No respondí enseguida. Esos mechones confusos, que intuyo convulsos, el marco de su sonrisa perdida, el recuerdo de su talle sutil y de su... Me reprocho alguna obscenidad latente, ahuyento delirios, bajo a los folios y barajo con desgana el reguero de firmas.
   - Confío en su información.
  Qué menos que compensar mis insolencias, perpetradas seguramente más de pensamiento que de obra. Y además, cualquiera afronta esos contratos con letra de fuente hormiga y tamaño ocho, o menos, que dejan en entredicho la pericia de tu oculista.
   Poco más reseñable hasta la despedida.

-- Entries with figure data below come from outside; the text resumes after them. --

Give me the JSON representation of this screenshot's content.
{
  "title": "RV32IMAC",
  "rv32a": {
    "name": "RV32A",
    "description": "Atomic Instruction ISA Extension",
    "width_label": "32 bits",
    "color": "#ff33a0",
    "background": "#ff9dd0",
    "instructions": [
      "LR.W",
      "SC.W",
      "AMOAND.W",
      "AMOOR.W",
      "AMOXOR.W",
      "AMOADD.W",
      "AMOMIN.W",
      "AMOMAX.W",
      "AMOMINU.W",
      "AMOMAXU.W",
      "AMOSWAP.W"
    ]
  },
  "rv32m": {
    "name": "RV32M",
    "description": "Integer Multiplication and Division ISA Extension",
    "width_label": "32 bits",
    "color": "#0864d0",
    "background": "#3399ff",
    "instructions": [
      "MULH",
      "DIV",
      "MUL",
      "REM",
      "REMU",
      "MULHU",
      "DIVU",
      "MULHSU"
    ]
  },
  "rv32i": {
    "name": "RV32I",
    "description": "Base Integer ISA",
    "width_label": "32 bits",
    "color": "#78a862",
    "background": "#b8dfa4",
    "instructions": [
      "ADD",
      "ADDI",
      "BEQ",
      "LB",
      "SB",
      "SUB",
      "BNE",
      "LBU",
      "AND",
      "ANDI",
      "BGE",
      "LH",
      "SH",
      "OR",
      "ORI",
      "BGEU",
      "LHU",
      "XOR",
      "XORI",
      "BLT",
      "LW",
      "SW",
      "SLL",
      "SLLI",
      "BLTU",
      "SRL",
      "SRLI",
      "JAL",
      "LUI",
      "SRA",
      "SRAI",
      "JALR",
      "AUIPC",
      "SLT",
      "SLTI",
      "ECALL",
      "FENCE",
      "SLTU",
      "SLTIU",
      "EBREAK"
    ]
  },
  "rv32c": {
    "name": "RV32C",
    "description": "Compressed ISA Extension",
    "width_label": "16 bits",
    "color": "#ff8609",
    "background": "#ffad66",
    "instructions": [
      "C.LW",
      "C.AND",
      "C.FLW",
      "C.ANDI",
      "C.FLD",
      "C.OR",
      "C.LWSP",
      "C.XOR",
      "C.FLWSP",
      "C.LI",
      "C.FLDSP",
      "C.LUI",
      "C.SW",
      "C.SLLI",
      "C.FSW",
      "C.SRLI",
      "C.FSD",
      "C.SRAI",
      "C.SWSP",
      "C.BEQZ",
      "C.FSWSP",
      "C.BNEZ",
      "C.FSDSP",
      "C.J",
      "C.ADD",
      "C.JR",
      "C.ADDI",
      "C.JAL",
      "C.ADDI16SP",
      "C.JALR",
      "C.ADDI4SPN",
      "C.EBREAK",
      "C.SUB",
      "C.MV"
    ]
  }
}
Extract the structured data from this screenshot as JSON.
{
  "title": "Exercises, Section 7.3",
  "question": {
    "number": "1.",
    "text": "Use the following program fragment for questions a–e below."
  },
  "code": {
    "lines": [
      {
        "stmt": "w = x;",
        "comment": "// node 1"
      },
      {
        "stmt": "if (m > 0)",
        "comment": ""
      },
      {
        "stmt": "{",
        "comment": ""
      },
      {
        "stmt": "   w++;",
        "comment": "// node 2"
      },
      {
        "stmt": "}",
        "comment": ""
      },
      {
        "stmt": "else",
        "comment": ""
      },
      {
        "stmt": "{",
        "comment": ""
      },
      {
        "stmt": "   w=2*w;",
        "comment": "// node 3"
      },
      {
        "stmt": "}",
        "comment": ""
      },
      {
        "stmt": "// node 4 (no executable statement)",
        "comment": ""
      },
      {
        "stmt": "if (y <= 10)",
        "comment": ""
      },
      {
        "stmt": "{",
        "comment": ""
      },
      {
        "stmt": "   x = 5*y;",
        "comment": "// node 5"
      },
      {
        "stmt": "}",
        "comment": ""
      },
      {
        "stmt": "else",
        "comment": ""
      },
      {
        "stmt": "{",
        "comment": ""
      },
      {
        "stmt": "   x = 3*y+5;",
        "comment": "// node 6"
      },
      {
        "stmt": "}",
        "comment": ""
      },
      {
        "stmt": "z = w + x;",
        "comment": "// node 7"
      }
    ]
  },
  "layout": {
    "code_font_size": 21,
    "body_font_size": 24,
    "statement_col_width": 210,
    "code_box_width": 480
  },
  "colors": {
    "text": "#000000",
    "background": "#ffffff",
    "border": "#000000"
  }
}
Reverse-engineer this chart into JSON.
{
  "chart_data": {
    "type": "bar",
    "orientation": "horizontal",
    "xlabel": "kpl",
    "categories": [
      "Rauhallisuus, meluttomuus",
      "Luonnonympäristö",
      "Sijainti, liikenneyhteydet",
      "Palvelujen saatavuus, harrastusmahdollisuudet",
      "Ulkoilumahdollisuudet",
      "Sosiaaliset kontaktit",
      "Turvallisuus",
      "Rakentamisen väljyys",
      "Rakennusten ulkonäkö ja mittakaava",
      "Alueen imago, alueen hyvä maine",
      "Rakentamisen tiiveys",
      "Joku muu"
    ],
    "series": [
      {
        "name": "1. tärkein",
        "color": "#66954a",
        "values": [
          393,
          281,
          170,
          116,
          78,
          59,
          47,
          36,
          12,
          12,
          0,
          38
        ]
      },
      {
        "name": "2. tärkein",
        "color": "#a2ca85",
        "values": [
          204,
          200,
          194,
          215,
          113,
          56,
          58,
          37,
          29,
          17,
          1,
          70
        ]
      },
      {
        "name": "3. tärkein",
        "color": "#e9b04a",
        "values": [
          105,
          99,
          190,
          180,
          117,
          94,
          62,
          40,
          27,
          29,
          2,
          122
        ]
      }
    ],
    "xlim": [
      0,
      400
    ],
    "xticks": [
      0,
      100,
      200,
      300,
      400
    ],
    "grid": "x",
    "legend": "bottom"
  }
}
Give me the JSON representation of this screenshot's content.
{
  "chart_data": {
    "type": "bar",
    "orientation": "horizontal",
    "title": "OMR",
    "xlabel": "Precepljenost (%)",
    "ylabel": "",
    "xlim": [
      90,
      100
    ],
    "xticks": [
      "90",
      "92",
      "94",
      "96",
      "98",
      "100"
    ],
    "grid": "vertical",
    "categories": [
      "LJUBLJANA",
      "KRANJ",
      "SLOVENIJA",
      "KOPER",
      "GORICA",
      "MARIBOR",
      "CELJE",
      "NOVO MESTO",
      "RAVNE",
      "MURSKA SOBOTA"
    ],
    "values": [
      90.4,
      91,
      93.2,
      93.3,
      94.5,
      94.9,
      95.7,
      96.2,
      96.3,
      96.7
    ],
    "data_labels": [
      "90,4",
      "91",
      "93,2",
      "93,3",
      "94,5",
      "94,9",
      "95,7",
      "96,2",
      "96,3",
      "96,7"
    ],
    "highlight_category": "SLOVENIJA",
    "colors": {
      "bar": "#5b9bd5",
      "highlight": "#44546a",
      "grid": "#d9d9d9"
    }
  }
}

Si acaso, que, como tuvo que levantarse para ir a la impresora, la imaginación se me fue tras sus tacones, sutilezas arriba, hasta… hasta que volvió.
   Entrega de documentos, intercambio de agradecimientos, que lo pase bien y saludos cordiales.
   Cuando salí de allí, llevaba el crucero en la imaginación y en la tarjeta de crédito.